Steps, it's a bit strange how these json document descriptions are defined
Create a new index with the new settings
create alias
```
PUT /my_index_v2
{
"mappings": {
"my_type": {
"properties": {
"tags": {
"type": "string",
"index": "not_analyzed"
}
}
}
}
}
POST /_aliases
{
"actions": [
{ "remove": { "index": "my_index_v1", "alias": "my_index" }},
{ "add": { "index": "my_index_v2", "alias": "my_index" }}
]
}
```
Tucao, no wonder es introduced versions and various means of document updating. The data inside es will not be changed after writing. The newly added data will not cause the previous index to be rebuilt, but a new index will be created directly, and the original index will be created. Add a new index block, so the documents in es can be considered read-only. Therefore, the query efficiency is relatively high, but it also introduces many problems.

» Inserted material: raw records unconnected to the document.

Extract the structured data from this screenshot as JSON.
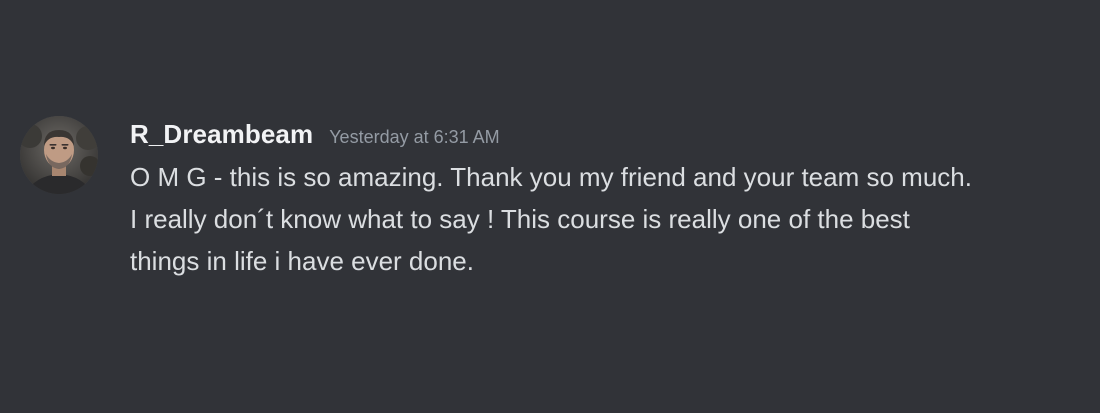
{
  "message": {
    "username": "R_Dreambeam",
    "timestamp": "Yesterday at 6:31 AM",
    "lines": [
      "O M G - this is so amazing. Thank you my friend and your team so much.",
      "I really don´t know what to say ! This course is really one of the best",
      "things in life i have ever done."
    ]
  },
  "colors": {
    "background": "#313338",
    "username": "#f2f3f5",
    "timestamp": "#949ba4",
    "text": "#dbdee1"
  },
  "icons": {
    "avatar": "user-avatar-photo"
  }
}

Eventually, all newly created indexes will be merge-optimized. This is done in the background with low priority, so don't expect a good merge optimization in the case of a large amount of data being written every day, unless the machine resources are sufficient.
The document index of es is not real-time. There is an interval of 1S, but this is generally long enough. If it is not enough, you can manually refresh it with
POST /_refresh
POST /blogs/_refresh In addition, the refresh frequency can be set by i
PUT /my_logs
{
"settings": {
"refresh_interval": "30s"
}
}map
- Mapping is to let es know how a document should be analyzed.
- Core Simple Field Type
- string:
text - Integer:
byte,short,integer,long - float:
float,double - Boolean:
boolean - date:
date - After 6.x, there is no string anymore, it is all text type
- Null values will not be indexed
- In other words, multi-level (nested) objects will be flattened. This is internal processing and does not require external knowledge.
About URLs
Some special fields in the url have special meanings, such as _search, _mapping and so on.